The worst part of a suspense movie is the silence. You’re on edge, not trusting the tranquility. You know something has to go wrong. The whole edge of your seat aspect sure does get adrenaline going. Once the surprise finally reveals itself, the rush of panic/adrenaline is what people get a kick out of.
Fallout 4, as much as it’s an action game, it’s also one of suspense. You’re never really quite sure what’s around that corner. In most cases it’s some interesting form of death. Mole rats and radscorpions are a great example of that. They can burrow and be silent, travel large distances and show up behind you in a flash. Heck, I found a building that had bags of meat at the front door and not a sound heard in the place. I knew instantly that I was in Super Mutant space and hoofed it out of there. There are plenty of “oh crap” moments in the game, and I know in my case, it’s the reason I keep playing.

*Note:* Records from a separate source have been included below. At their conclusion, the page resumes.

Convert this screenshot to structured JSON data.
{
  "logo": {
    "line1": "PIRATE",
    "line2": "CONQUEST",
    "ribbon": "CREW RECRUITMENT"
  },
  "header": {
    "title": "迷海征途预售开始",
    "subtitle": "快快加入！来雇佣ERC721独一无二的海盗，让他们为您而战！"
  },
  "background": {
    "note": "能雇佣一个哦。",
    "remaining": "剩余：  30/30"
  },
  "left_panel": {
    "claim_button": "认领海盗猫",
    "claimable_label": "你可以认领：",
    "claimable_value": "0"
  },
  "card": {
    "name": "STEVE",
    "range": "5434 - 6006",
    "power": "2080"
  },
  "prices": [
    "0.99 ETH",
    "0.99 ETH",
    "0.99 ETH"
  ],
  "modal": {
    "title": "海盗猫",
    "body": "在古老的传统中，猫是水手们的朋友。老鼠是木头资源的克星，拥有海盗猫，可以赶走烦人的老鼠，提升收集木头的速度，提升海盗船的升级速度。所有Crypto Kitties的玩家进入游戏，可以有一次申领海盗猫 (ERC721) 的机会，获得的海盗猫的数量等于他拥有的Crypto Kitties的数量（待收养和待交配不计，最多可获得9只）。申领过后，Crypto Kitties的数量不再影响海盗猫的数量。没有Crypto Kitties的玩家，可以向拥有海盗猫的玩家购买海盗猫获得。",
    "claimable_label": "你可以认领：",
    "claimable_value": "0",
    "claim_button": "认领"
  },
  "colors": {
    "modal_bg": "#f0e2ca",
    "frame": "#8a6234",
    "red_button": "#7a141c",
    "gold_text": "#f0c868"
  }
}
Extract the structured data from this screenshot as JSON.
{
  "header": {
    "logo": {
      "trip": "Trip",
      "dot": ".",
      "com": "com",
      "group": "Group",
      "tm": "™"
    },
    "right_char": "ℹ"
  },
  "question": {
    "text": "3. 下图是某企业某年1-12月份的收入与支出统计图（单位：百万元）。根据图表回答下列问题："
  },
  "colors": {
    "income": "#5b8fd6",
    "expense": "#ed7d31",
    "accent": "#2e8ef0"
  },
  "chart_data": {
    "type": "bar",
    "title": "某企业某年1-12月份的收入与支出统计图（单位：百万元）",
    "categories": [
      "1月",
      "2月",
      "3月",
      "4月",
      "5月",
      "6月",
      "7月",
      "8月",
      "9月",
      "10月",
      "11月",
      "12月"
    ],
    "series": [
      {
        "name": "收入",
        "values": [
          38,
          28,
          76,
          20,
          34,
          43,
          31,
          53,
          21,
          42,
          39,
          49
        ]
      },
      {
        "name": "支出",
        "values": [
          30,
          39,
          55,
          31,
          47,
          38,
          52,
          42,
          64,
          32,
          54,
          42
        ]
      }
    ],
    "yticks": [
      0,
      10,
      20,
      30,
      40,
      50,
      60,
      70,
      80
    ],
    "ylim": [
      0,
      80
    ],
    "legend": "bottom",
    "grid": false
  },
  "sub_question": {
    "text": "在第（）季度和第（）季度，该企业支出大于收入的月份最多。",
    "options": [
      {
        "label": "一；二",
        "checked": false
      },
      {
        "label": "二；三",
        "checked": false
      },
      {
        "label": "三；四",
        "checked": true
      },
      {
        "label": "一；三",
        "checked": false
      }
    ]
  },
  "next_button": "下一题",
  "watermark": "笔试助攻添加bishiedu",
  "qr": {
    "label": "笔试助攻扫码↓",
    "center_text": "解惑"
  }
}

And this brings me to Vault 81. I won’t go into complete spoiler territory but I think this is a perfect example of the suspense/surreal aspect of the Fallout universe. People that have played in the past know that every single vault was in reality a social experiment. Either their water would fail, their doors had issues, psychological testing would take place or any other weird mix. In Fallout 3, while it seemed normal, in fact the doors were never supposed to open. The overseer changed that.
Vault 81 seems entirely normal when you visit it. The people are normal, and I don’t mean freakishly so. There’s a cheating couple, a drug user, kids, a doctor, cooks and a balanced overseer. You run a few quests, get introed to the group and the entire time you’re looking at the corners for something to go wrong. The music is even calming and quiet. You’re always looking for something bad to happen, and it never does. It’s like an eternal tease.
And of course, the shoe actually drops and you get to explore the “bad side” of the vault and get a new companion for your troubles. It’s really like a mirror universe, truth be told and very surreal. If each environment was taken on their own, then it would be easy to digest. Taken together, it really highlights a big gap between both.
Pacing is key, and more so in suspense. Fallout 4 is hitting the right notes for me.